What Is A Reverse Mortgage?

A common term in today’s financial market is the reverse mortgage. Many people want to know what is a reverse mortgage and can they get one. We’ll go over exactly what a reverse mortgage is, who qualifies for one, and what the benefits and drawbacks of them are. Reverse mortgages are sometimes necessary and can be a lifesaver if you need money right away, but not everyone can get a reverse mortgage and certainly not everyone needs one. If you have some other way to get the money you need then you should consider that option first before looking into reverse mortgage information.

What are reverse mortgages? These type of mortgages are offered to older people who have a lot of equity built up in their home. Generally, they are only offered to seniors, or to people of a certain age or older, normally 62.. Each lender has their own policies as far as who they will offer a reverse mortgage to. A reverse mortgage basically “sells” your home to the lender when you move, retire to a senior community or pass away. In return for this, you receive a lump sum of money, the amount based upon the equity in your home.

There are many reverse mortgages pros and cons. Obviously if you need the money right away, and you are planning to move into a retirement community, or not expected to live very long then a reverse mortgage can be useful, allowing you to remain in your home as long as you need to, without having to pay back the loan before you die. However, on the other hand, you may get quite a bit more money simply by selling your home, since reverse mortgages rarely give you a loan in the amount of the full equity in your home.

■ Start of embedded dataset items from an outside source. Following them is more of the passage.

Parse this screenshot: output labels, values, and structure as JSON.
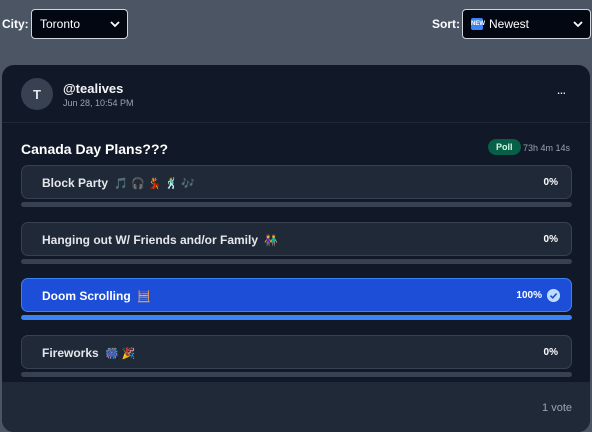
{
  "filters": {
    "city_label": "City:",
    "city_value": "Toronto",
    "sort_label": "Sort:",
    "sort_icon_text": "NEW",
    "sort_value": "Newest"
  },
  "post": {
    "avatar_initial": "T",
    "username": "@tealives",
    "timestamp": "Jun 28, 10:54 PM",
    "more_label": "...",
    "title": "Canada Day Plans???",
    "badge": "Poll",
    "time_remaining": "73h 4m 14s",
    "options": [
      {
        "label": "Block Party",
        "emoji": "🎵 🎧 💃 🕺 🎶",
        "percent": "0%",
        "fill": 0,
        "selected": false
      },
      {
        "label": "Hanging out W/ Friends and/or Family",
        "emoji": "👫",
        "percent": "0%",
        "fill": 0,
        "selected": false
      },
      {
        "label": "Doom Scrolling",
        "emoji": "🧮",
        "percent": "100%",
        "fill": 1,
        "selected": true
      },
      {
        "label": "Fireworks",
        "emoji": "🎆 🎉",
        "percent": "0%",
        "fill": 0,
        "selected": false
      }
    ],
    "votes": "1 vote"
  },
  "colors": {
    "background": "#4b5563",
    "card": "#111827",
    "selected_option": "#1d4ed8",
    "accent": "#3b82f6",
    "poll_badge": "#065f46"
  }
}
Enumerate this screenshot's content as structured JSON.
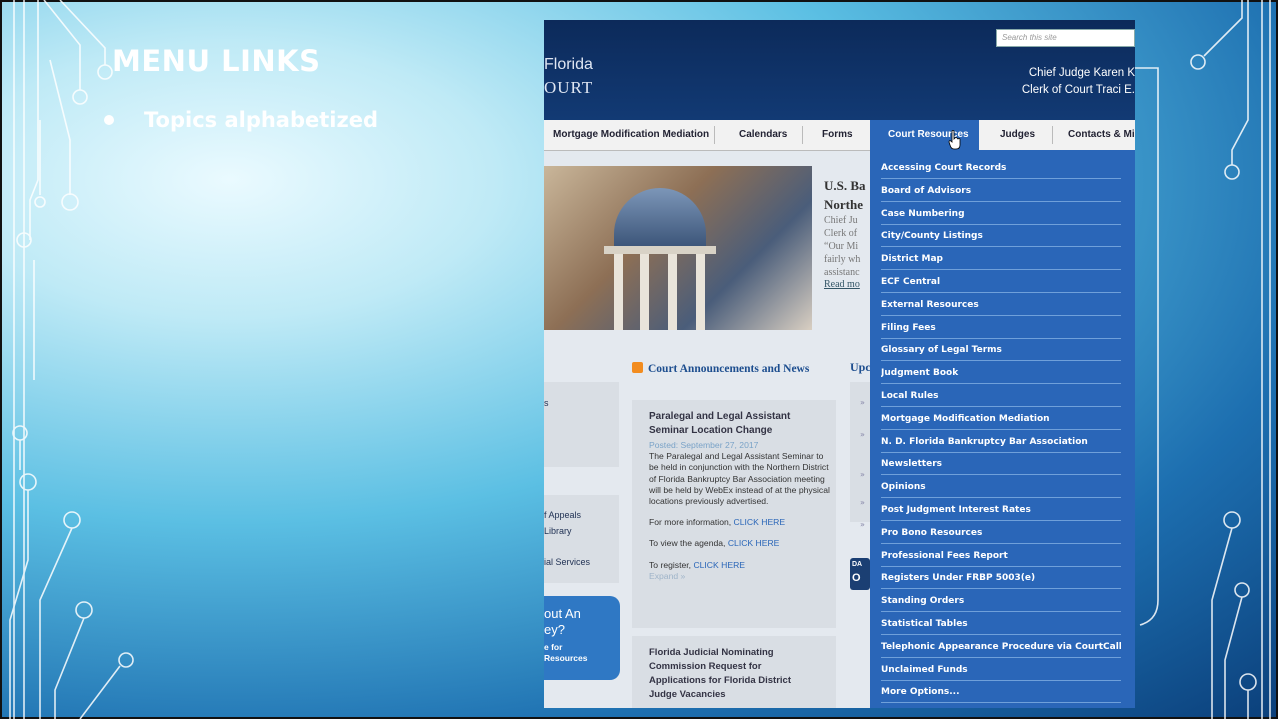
{
  "slide": {
    "title": "MENU LINKS",
    "bullets": [
      "Topics alphabetized"
    ]
  },
  "website": {
    "search_placeholder": "Search this site",
    "state_name": "Florida",
    "court_word": "OURT",
    "chief_judge": "Chief Judge Karen K",
    "clerk": "Clerk of Court Traci E.",
    "nav": [
      "Mortgage Modification Mediation",
      "Calendars",
      "Forms",
      "Court Resources",
      "Judges",
      "Contacts & Mi"
    ],
    "active_nav": "Court Resources",
    "banner": {
      "title_line1": "U.S. Ba",
      "title_line2": "Northe",
      "sub_lines": [
        "Chief Ju",
        "Clerk of",
        "“Our Mi",
        "fairly wh",
        "assistanc"
      ],
      "read_more": "Read mo"
    },
    "left_links": [
      "f Appeals",
      "Library",
      "ial Services"
    ],
    "left_box_marker": "s",
    "left_blue": {
      "line1": "out An",
      "line2": "ey?",
      "line3": "e for",
      "line4": "Resources"
    },
    "announcements": {
      "heading": "Court Announcements and News",
      "card1": {
        "title": "Paralegal and Legal Assistant Seminar Location Change",
        "date": "Posted: September 27, 2017",
        "body": "The Paralegal and Legal Assistant Seminar to be held in conjunction with the Northern District of Florida Bankruptcy Bar Association meeting will be held by WebEx instead of at the physical locations previously advertised.",
        "more_info_text": "For more information,",
        "more_info_link": "CLICK HERE",
        "agenda_text": "To view the agenda,",
        "agenda_link": "CLICK HERE",
        "register_text": "To register,",
        "register_link": "CLICK HERE",
        "expand": "Expand »"
      },
      "card2_title": "Florida Judicial Nominating Commission Request for Applications for Florida District Judge Vacancies"
    },
    "upcoming_heading": "Upc",
    "upcoming_arrows": [
      "»",
      "»",
      "»",
      "»",
      "»"
    ],
    "darkbox_line1": "DA",
    "darkbox_line2": "O",
    "dropdown_items": [
      "Accessing Court Records",
      "Board of Advisors",
      "Case Numbering",
      "City/County Listings",
      "District Map",
      "ECF Central",
      "External Resources",
      "Filing Fees",
      "Glossary of Legal Terms",
      "Judgment Book",
      "Local Rules",
      "Mortgage Modification Mediation",
      "N. D. Florida Bankruptcy Bar Association",
      "Newsletters",
      "Opinions",
      "Post Judgment Interest Rates",
      "Pro Bono Resources",
      "Professional Fees Report",
      "Registers Under FRBP 5003(e)",
      "Standing Orders",
      "Statistical Tables",
      "Telephonic Appearance Procedure via CourtCall",
      "Unclaimed Funds",
      "More Options..."
    ]
  },
  "colors": {
    "dropdown_bg": "#2a66b8",
    "header_bg": "#0c2a5a",
    "slide_accent": "#ffffff"
  }
}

This type of loan or mortgage can either be paid in one lump sum, or as regular payments depending upon how you set it up with your financial institution. If you don’t know when you plan on moving into a retirement community, or you have no idea how long you plan to stay in your home, and you don’t plan on giving the house to children or relatives in your will then this may be something you want to consider. Some lenders require the home within a certain period of time however, so make sure you read the policies associated with this type of mortgage carefully.